L’histoire du Phare de Goulphar

Ô toi, insouciante baigneuse ou candide touriste qui lézarde en été sur les sables aussi fins que blonds de la côte sauvage, toi qui en te retournant sur ton drap de plage aperçois brièvement la haute silhouette du Grand Phare de Goulphar, que sais-tu au juste de l’histoire de cet ouvrage aussi mythique qu’essentiel ?

Car vois-tu, les eaux qui bordent Belle-Île-en-Mer ne sont pas de celles qui pardonnent. Courants puissants, rochers acérés, hauts-fonds traîtres et météo parfois d’humeur franchement belliqueuse : tout était réuni pour transformer la navigation en sport à haut risque. Jusqu’au XIXᵉ siècle, les marins devaient se contenter des modestes fanaux du Palais, de Sauzon ou de la pointe de Taillefer. Autant dire une veilleuse dans une tempête. Résultat : une longue et sombre litanie de naufrages, et plus de 1500 hommes engloutis entre 1750 et 1918. Oui, ça calme.

Face à ce constat peu réjouissant, l’administration des Ponts et Chaussées, sous l’impulsion de la Commission des Phares, prend en 1825 une décision salutaire : il faut un phare de premier ordre. Un vrai. Un qui se voie de loin. Très loin. Un phare capable de dire aux navires venus du large : « Attention, demi-tour conseillé, si tu tiens à ton équipage ! »

Le projet est confié à Léonce Reynaud, architecte et ingénieur, qui ne fait pas les choses à moitié. De 1826 à 1835, on bâtit donc, face aux vents d’ouest, une tour de 52 mètres, circulaire. Sa base, massive, est conçue pour encaisser les assauts répétés de l’Atlantique. En 1835, le phare entre en service. Et quel service.

Car la véritable révolution, celle qui transforme ce bel édifice en ange gardien des marins, tient en un nom : Augustin Fresnel. Grâce à son génie, la lumière cesse d’être diffuse et hésitante pour devenir un faisceau puissant, précis, presque autoritaire. Dès l’origine, le phare est équipé d’un appareil catadioptrique fonctionnant à l’huile de colza. Puis viennent les améliorations : en 1882, le pétrole remplace l’huile végétale, augmentant l’intensité lumineuse ; en 1924, l’électrification et l’installation d’une lentille de Fresnel tournante sur cuve à mercure permettent une rotation quasi sans friction. Oui, du mercure. À l’époque, on ne faisait pas les choses à moitié non plus côté audace technique.

Le phare de Goulphar devient ainsi un site pilote pour la signalisation maritime moderne. Et surtout, il sauve des vies. Beaucoup de vies. Derrière chaque éclat lumineux, il y a un navire qui évite les rochers, un équipage qui rentre au port, une histoire qui ne finit pas en drame.

Mais un phare, ce n’est pas qu’une prouesse d’ingénieur. C’est aussi une aventure humaine. Jusqu’en 1992, cinq à six gardiens vivaient sur place, logés dans les bâtiments annexes. Leur mission : entretenir l’optique avec une précision d’horloger et assurer une veille constante. Un métier fait de solitude, de rigueur et d’un certain courage face aux tempêtes qui n’avaient rien de théorique.

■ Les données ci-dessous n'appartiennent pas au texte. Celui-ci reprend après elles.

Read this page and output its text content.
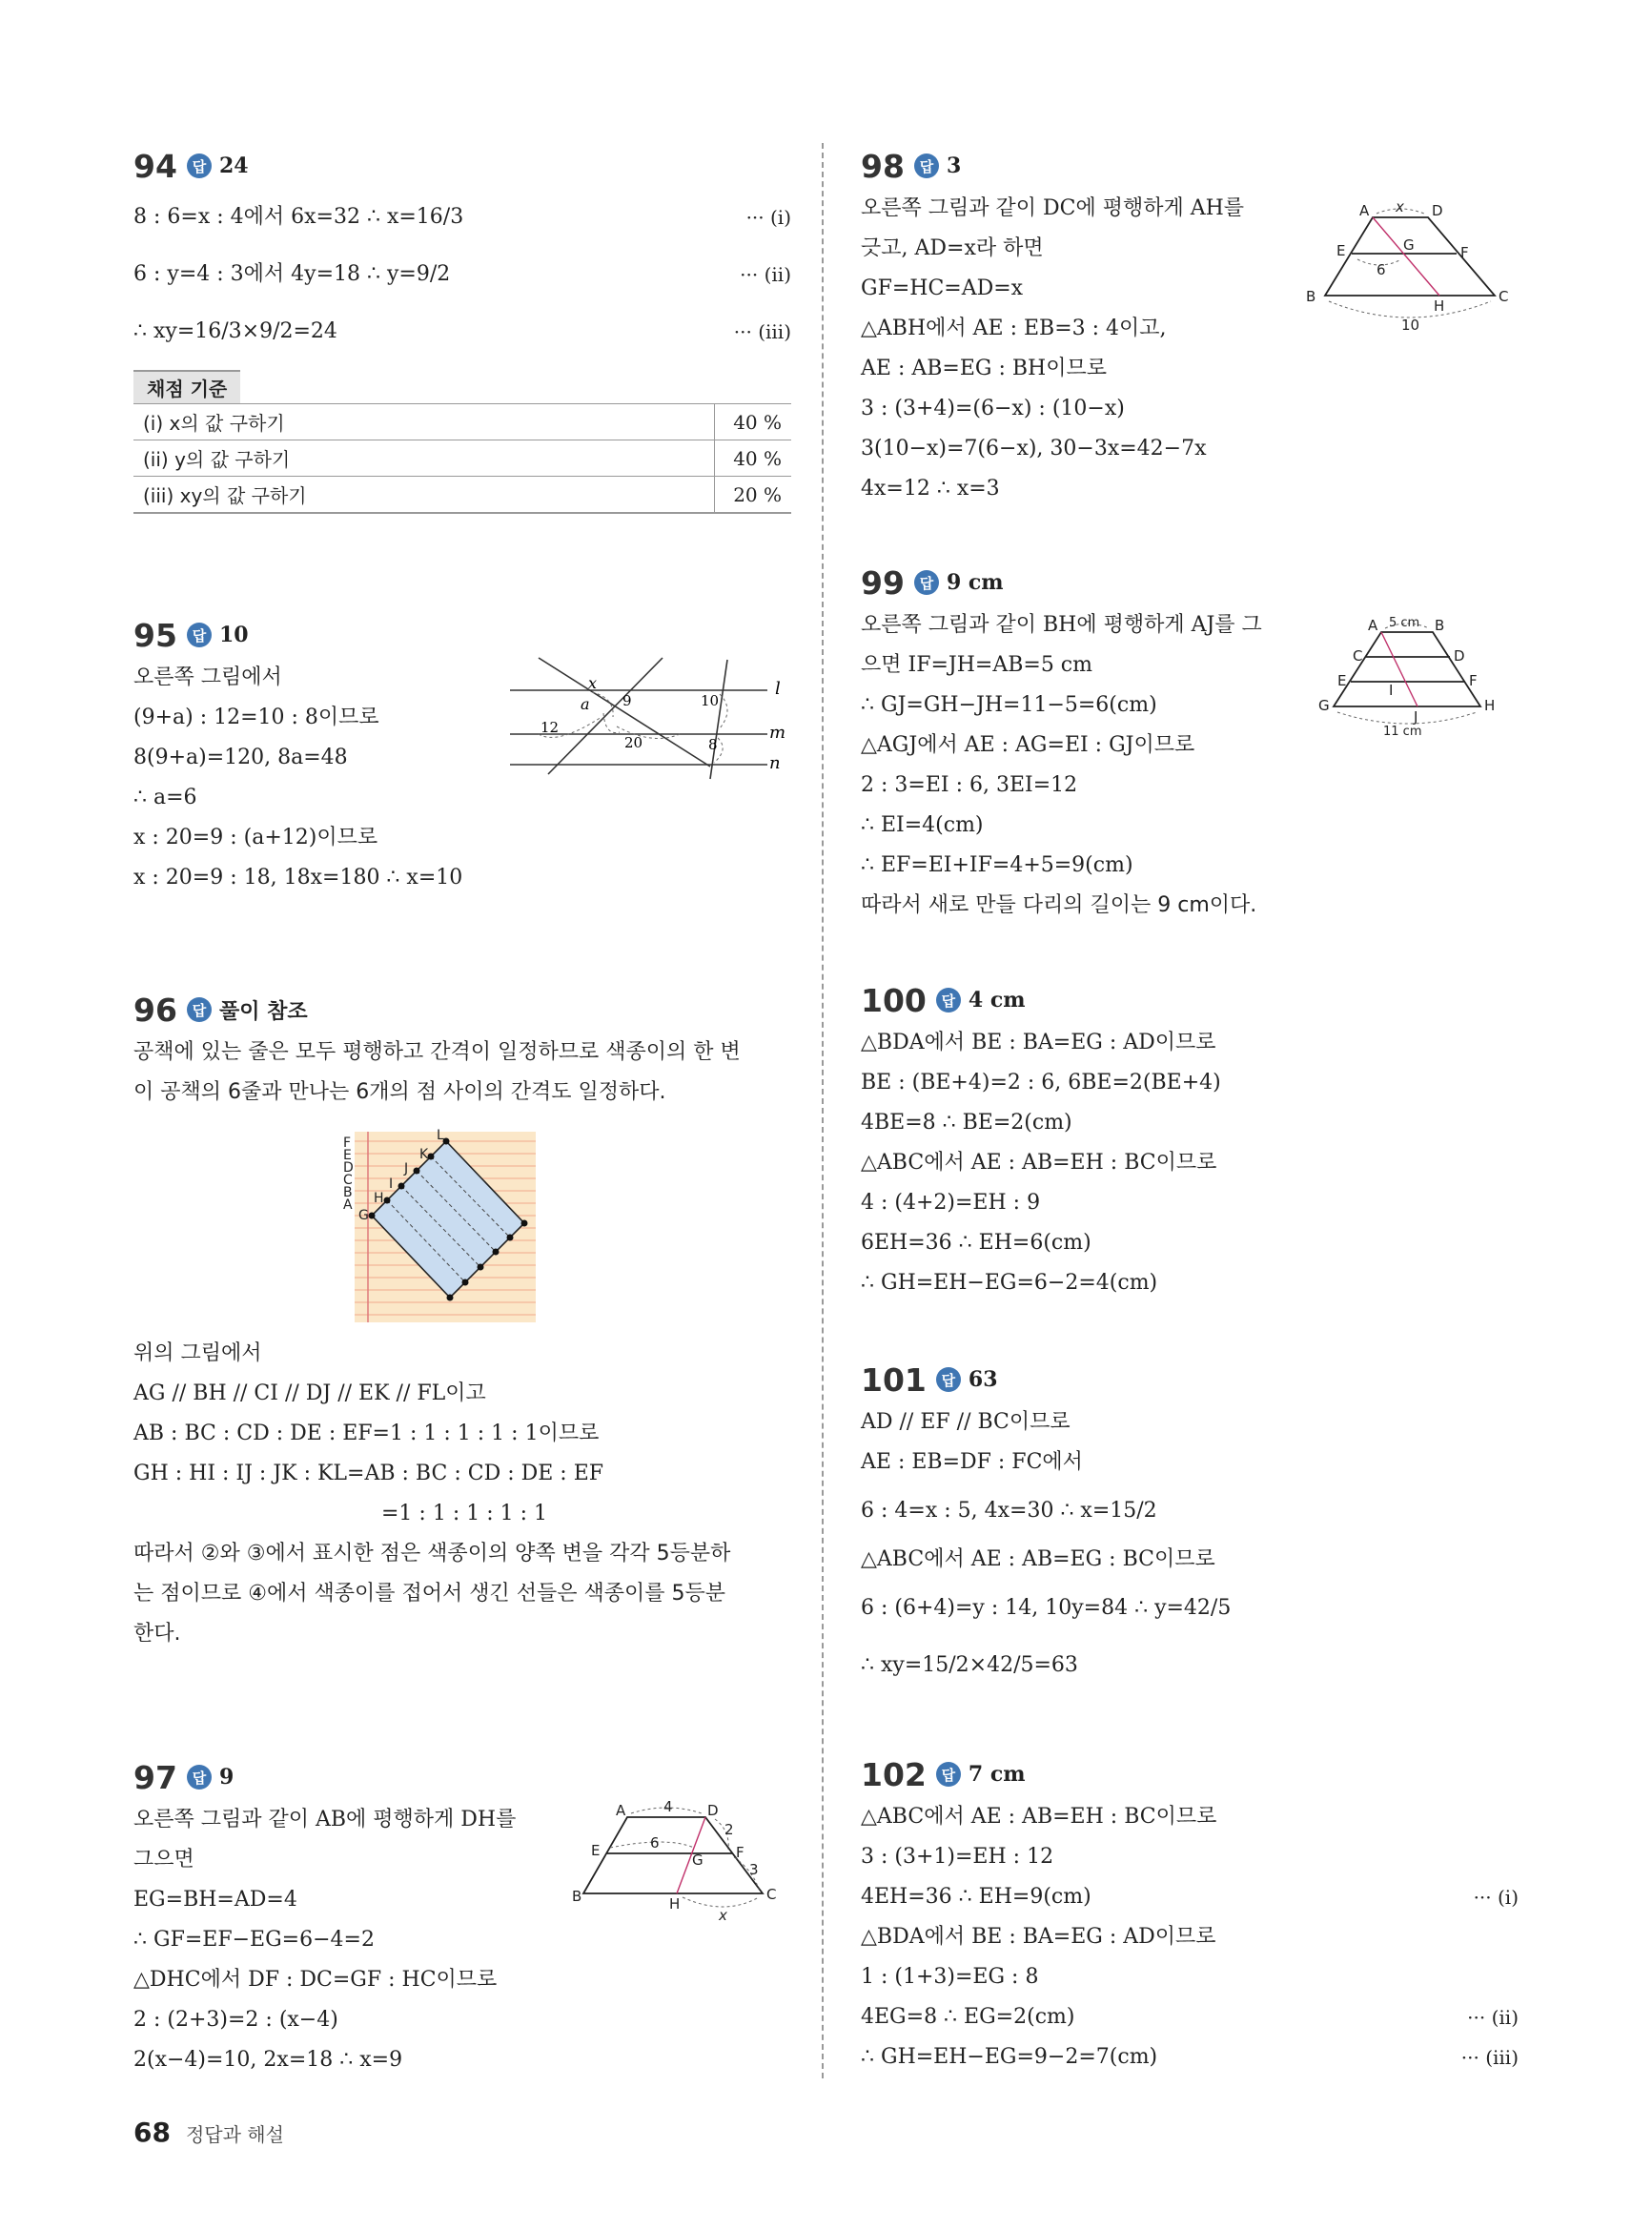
94	답 24
8 : 6=x : 4에서 6x=32 ∴ x=16/3	··· (i)
6 : y=4 : 3에서 4y=18 ∴ y=9/2	··· (ii)
∴ xy=16/3×9/2=24	··· (iii)
채점 기준
(i) x의 값 구하기	40 %
(ii) y의 값 구하기	40 %
(iii) xy의 값 구하기	20 %
95	답 10
오른쪽 그림에서
(9+a) : 12=10 : 8이므로
8(9+a)=120, 8a=48
∴ a=6
x : 20=9 : (a+12)이므로
x : 20=9 : 18, 18x=180 ∴ x=10
l
m
n
x
a 9	10
12
20	8
96	답 풀이 참조
공책에 있는 줄은 모두 평행하고 간격이 일정하므로 색종이의 한 변
이 공책의 6줄과 만나는 6개의 점 사이의 간격도 일정하다.
F
E
D
C
B
A
G
H
I
J
K
L
위의 그림에서
AG // BH // CI // DJ // EK // FL이고
AB : BC : CD : DE : EF=1 : 1 : 1 : 1 : 1이므로
GH : HI : IJ : JK : KL=AB : BC : CD : DE : EF
=1 : 1 : 1 : 1 : 1
따라서 ②와 ③에서 표시한 점은 색종이의 양쪽 변을 각각 5등분하
는 점이므로 ④에서 색종이를 접어서 생긴 선들은 색종이를 5등분
한다.
97	답 9
오른쪽 그림과 같이 AB에 평행하게 DH를
그으면
EG=BH=AD=4
∴ GF=EF−EG=6−4=2
△DHC에서 DF : DC=GF : HC이므로
2 : (2+3)=2 : (x−4)
2(x−4)=10, 2x=18 ∴ x=9
A	D
E	F
G
B	H
C
4
6
2
3
x
98	답 3
오른쪽 그림과 같이 DC에 평행하게 AH를
긋고, AD=x라 하면
GF=HC=AD=x
△ABH에서 AE : EB=3 : 4이고,
AE : AB=EG : BH이므로
3 : (3+4)=(6−x) : (10−x)
3(10−x)=7(6−x), 30−3x=42−7x
4x=12 ∴ x=3
A	D
E	G	F
B
H
C
x
6
10
99	답 9 cm
오른쪽 그림과 같이 BH에 평행하게 AJ를 그
으면 IF=JH=AB=5 cm
∴ GJ=GH−JH=11−5=6(cm)
△AGJ에서 AE : AG=EI : GJ이므로
2 : 3=EI : 6, 3EI=12
∴ EI=4(cm)
∴ EF=EI+IF=4+5=9(cm)
따라서 새로 만들 다리의 길이는 9 cm이다.
A	B
C	D
E	F
G	H
I
J
5 cm
11 cm
100	답 4 cm
△BDA에서 BE : BA=EG : AD이므로
BE : (BE+4)=2 : 6, 6BE=2(BE+4)
4BE=8 ∴ BE=2(cm)
△ABC에서 AE : AB=EH : BC이므로
4 : (4+2)=EH : 9
6EH=36 ∴ EH=6(cm)
∴ GH=EH−EG=6−2=4(cm)
101	답 63
AD // EF // BC이므로
AE : EB=DF : FC에서
6 : 4=x : 5, 4x=30 ∴ x=15/2
△ABC에서 AE : AB=EG : BC이므로
6 : (6+4)=y : 14, 10y=84 ∴ y=42/5
∴ xy=15/2×42/5=63
102	답 7 cm
△ABC에서 AE : AB=EH : BC이므로
3 : (3+1)=EH : 12
4EH=36 ∴ EH=9(cm)	··· (i)
△BDA에서 BE : BA=EG : AD이므로
1 : (1+3)=EG : 8
4EG=8 ∴ EG=2(cm)	··· (ii)
∴ GH=EH−EG=9−2=7(cm)	··· (iii)
68 정답과 해설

Puis vint le temps du GPS, des radars, et de la modernité triomphante. L’utilité strictement nautique du phare s’estompe alors, mais sa valeur patrimoniale, elle, s’impose. En 2011, le phare est classé Monument Historique. Et dès le milieu du XXᵉ siècle déjà, il était devenu un lieu de visite prisé.

L’ancien bâtiment des machines et une partie des logements accueillent désormais un espace muséographique, où l’on découvre anciennes optiques, archives et même un aperçu de la faune et de la flore de la côte sauvage. Preuve que même les phares peuvent se reconvertir sans perdre leur âme.

Et pourtant, une nouvelle page s’apprête à se tourner. Cette année, le dernier gardien prendra sa retraite. Avec lui, c’est un pan entier de vie maritime qui s’efface doucement. L’administration des phares et balises, de son côté, s’apprête à abandonner la gestion du site et à sélectionner un projet après un appel à manifestation d’intérêt.

Alors, à l’heure où l’avenir du Grand Phare de Goulphar s’écrit en pointillés, formulons un vœu simple. Que ce géant de pierre, ce cœur battant de l’âme belliloise, ne devienne pas un bâtiment administratif de plus, condamné à dépérir lentement dans l’indifférence. Qu’il reste un lieu vivant, un lieu de mémoire. Un lieu où l’on se souvient que, bien avant les satellites, une lumière dans la nuit suffisait à sauver des vies.